Background information
- Born: Alfonso Ortiz Tirado January 24, 1893 Álamos, Sonora, Mexico
- Origin: Mexico
- Died: September 7, 1960 (aged 67) Mexico City, Mexico
- Genres: Classical, opera
- Occupations: Tenor, physician
- Instrument: Voice
- Years active: 1920s–1950s

= Alfonso Ortiz Tirado =

Alfonso Ortiz Tirado (Álamos, Sonora, 24 January 1893 – Mexico City, 7 September 1960) was an opera singer and medical doctor. His musical talent was apparently evident early in life, but he studied at the Escuela Nacional Preparatoria and university to become a doctor. He specialized in gynecology as well as general medicine, and eventually became the personal physician of Frida Kahlo and performed surgery on Agustín Lara.

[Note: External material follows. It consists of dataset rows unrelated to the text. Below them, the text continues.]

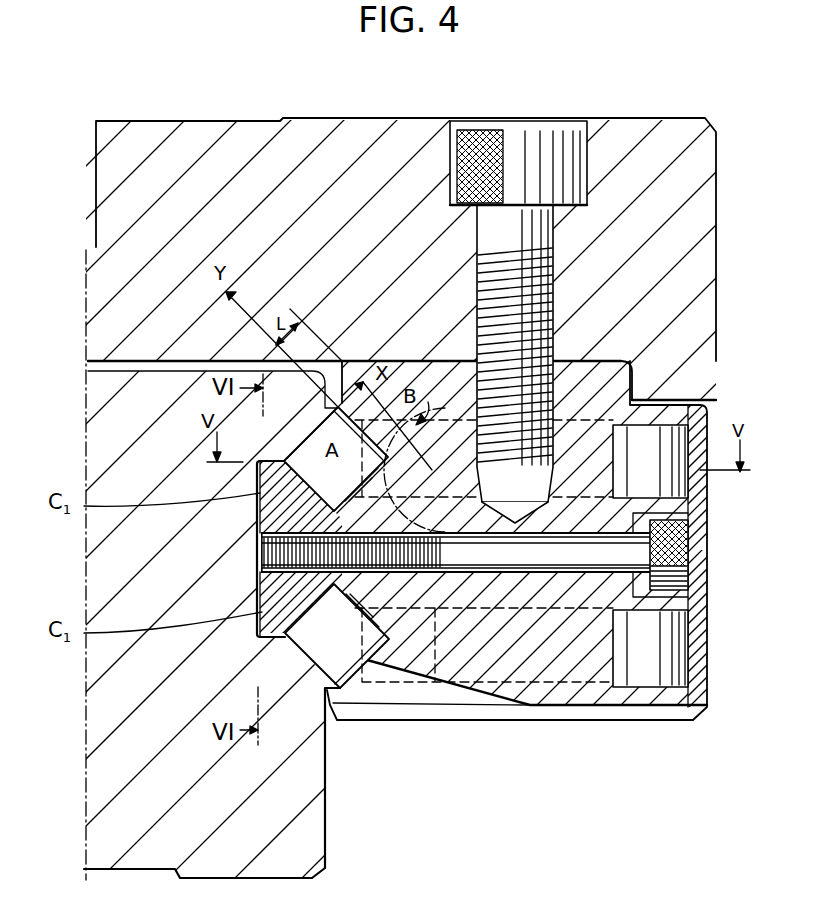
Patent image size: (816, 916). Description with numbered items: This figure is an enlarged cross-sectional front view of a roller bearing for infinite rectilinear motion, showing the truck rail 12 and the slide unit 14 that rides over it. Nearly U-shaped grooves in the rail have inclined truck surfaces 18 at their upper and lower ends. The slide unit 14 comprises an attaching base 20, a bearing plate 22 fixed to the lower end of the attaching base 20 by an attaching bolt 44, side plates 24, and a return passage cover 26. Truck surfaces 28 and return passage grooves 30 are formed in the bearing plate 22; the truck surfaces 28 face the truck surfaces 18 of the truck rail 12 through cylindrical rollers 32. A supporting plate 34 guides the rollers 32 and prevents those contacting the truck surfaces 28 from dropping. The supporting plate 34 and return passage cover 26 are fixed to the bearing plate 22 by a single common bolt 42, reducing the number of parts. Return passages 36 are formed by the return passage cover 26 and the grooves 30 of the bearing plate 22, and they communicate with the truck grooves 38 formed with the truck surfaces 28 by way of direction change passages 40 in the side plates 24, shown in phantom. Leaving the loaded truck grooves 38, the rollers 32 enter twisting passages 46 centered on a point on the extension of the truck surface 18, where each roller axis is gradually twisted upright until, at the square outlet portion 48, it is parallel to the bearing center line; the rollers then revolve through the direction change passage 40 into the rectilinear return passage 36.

The truck rail 12 is at (151, 674).
The slide unit 14 is at (603, 122).
The truck surfaces 18 is at (287, 447).
The attaching base 20 is at (220, 135).
The bearing plate 22 is at (650, 362).
The side plates 24 is at (372, 710).
The return passage cover 26 is at (690, 670).
The truck surfaces 28 is at (260, 512).
The return passage grooves 30 is at (620, 460).
The cylindrical rollers 32 is at (260, 473).
The supporting plate 34 is at (262, 585).
The return passages 36 is at (655, 427).
The truck grooves 38 is at (262, 552).
The direction change passages 40 is at (441, 420).
The common bolt 42 is at (670, 572).
The attaching bolt 44 is at (530, 150).
The twisting passages 46 is at (690, 522).
The outlet portion 48 is at (455, 430).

As a musician, he studied under José Pierson and soon afterward had a successful international career as an opera singer, earning the label of "tenor of the Americas." He was often cast for productions of L'elisir d'amore and Madama Butterfly. He earned a large sum of money doing this, and used it to establish a children's hospital in Mexico City. Ortiz died in 1960, and was interred at the Panteón Francés de la Piedad. The Festival de Canto Operístico Alfonso Ortiz Tirado in the state of Sonora was named after him.